Kim is worried too. He is less afraid of a major war than of a small surprise attack, such as the one North Korea waged against the neighboring island of Jeongpjeong in 2010. Four South Koreans were killed in the process. Should bombs fall on Baengnjeong, a siren sounds so that the residents can get to safety in the bunkers. But of course Kim hopes it won't come to that.

'Kim Jong Un is even worse than his father Kim Jong II'

Tourism affected

North Korean threats are taken more seriously here than anywhere else for another reason. As soon as Pyongyang threatens South Korea, the islanders' livelihoods will be in jeopardy. Tourism is a main source of income here. Pyongyang's rhetoric keeps visitors away.
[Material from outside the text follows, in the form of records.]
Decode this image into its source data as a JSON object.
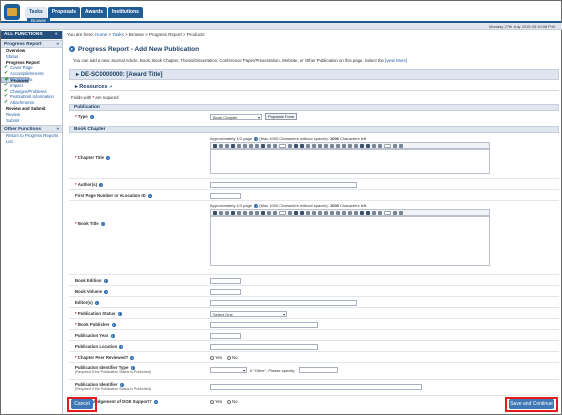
{
  "topnav": {
    "tabs": [
      "Tasks",
      "Proposals",
      "Awards",
      "Institutions"
    ],
    "active_tab": "Tasks",
    "browse_label": "Browse",
    "datetime": "Monday 27th July 2015 05:19:08 P.M."
  },
  "sidebar": {
    "header": "ALL FUNCTIONS",
    "header_toggle": "«",
    "section1": "Progress Report",
    "section1_toggle": "»",
    "items": [
      {
        "label": "Overview",
        "kind": "bold"
      },
      {
        "label": "Status",
        "kind": "link"
      },
      {
        "label": "Progress Report",
        "kind": "bold"
      },
      {
        "label": "Cover Page",
        "kind": "check"
      },
      {
        "label": "Accomplishments",
        "kind": "check"
      },
      {
        "label": "Products",
        "kind": "check-selected"
      },
      {
        "label": "Participants",
        "kind": "check"
      },
      {
        "label": "Impact",
        "kind": "check"
      },
      {
        "label": "Changes/Problems",
        "kind": "check"
      },
      {
        "label": "Postsubmit Information",
        "kind": "check"
      },
      {
        "label": "Attachments",
        "kind": "check"
      },
      {
        "label": "Review and Submit",
        "kind": "bold"
      },
      {
        "label": "Review",
        "kind": "link"
      },
      {
        "label": "Submit",
        "kind": "link"
      }
    ],
    "section2": "Other Functions",
    "section2_toggle": "»",
    "items2": [
      "Return to Progress Reports",
      "List"
    ]
  },
  "breadcrumb": {
    "prefix": "You are here:",
    "parts": [
      "Home",
      "Tasks",
      "Browse",
      "Progress Report",
      "Products"
    ],
    "sep": " > "
  },
  "page": {
    "title": "Progress Report - Add New Publication",
    "intro": "You can add a new Journal Article, Book, Book Chapter, Thesis/Dissertation, Conference Paper/Presentation, Website, or Other Publication on this page. Select the",
    "intro_link": "[view More]",
    "award_title": "DE-SC0000000: [Award Title]",
    "resources": "Resources",
    "required_note_pre": "Fields with",
    "required_note_post": "are required"
  },
  "publication": {
    "section": "Publication",
    "type_label": "Type",
    "type_value": "Book Chapter",
    "populate_button": "Populate Form"
  },
  "book_chapter": {
    "section": "Book Chapter",
    "editor_hint": "Approximately 1/2 page",
    "editor_hint_mid": "(Max 1000 Characters without spaces):",
    "editor_hint_count": "1000",
    "editor_hint_end": "Characters left.",
    "chapter_title": "Chapter Title",
    "authors": "Author(s)",
    "first_page": "First Page Number or eLocation ID",
    "book_title": "Book Title",
    "book_edition": "Book Edition",
    "book_volume": "Book Volume",
    "editors": "Editor(s)",
    "publication_status": "Publication Status",
    "status_value": "Select One",
    "book_publisher": "Book Publisher",
    "publication_year": "Publication Year",
    "publication_location": "Publication Location",
    "peer_reviewed": "Chapter Peer Reviewed?",
    "identifier_type": "Publication Identifier Type",
    "identifier_type_note": "(Required if the Publication Status is Published)",
    "if_other": "If \"Other\", Please specify:",
    "identifier": "Publication Identifier",
    "identifier_note": "(Required if the Publication Status is Published)",
    "acknowledgement": "Acknowledgement of DOE Support?",
    "yes": "Yes",
    "no": "No",
    "font_size": "12pt"
  },
  "actions": {
    "cancel": "Cancel",
    "save": "Save and Continue"
  },
  "colors": {
    "nav_blue": "#205d96",
    "highlight_red": "#e21b1b",
    "required_red": "#c0151b"
  }
}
Ferry companies that drive tourists back and forth are thinking of shutting down traffic if the crisis drags on.

The owner of the Mun-hwa Hotel, Park Dong-sik, complains that tourism has been badly affected. "The tensions between North and South Korea and media reports about Baengnjeong have caused my guests to cancel their reservations until June. This has had a very negative effect on other companies here as well. I cannot recall any worse situation. "

Park is lucky that day. About 40 tourists from a place outside of Seoul stay at his hotel. You belong to a travel club for retirees and are unimpressed by North Korea's threatening gestures. "What difference does it make whether we are here on the island or at home?" Asks one of the pensioners. "If they attack the island, war will break out across the country. Every single part of South Korea will become a battlefield."

They don't want to leave the island

When their stay is over, these tourists will leave. But the residents of Baengnjeong, like the hotel owner Park Dong-sik, want to stay on their island. "I am not afraid of North Korea. I trust the soldiers stationed here that they will protect us if the war really does break out. No matter how bad it may turn out, I will never leave this island."

Although the threat is great, many want to stay

Even the fisherman Lee Hwan-sun, whose livelihood is in danger, cannot bring himself to leave. "My children asked my wife and me to leave the island and move to the mainland with them. After all the war cry from North Korea, I also thought about it. But if we all leave, what will happen to the island?"

Lee uses the time to get his tools in order. As soon as the situation allows him to go out in his fishing boat again, he wants to be ready to go.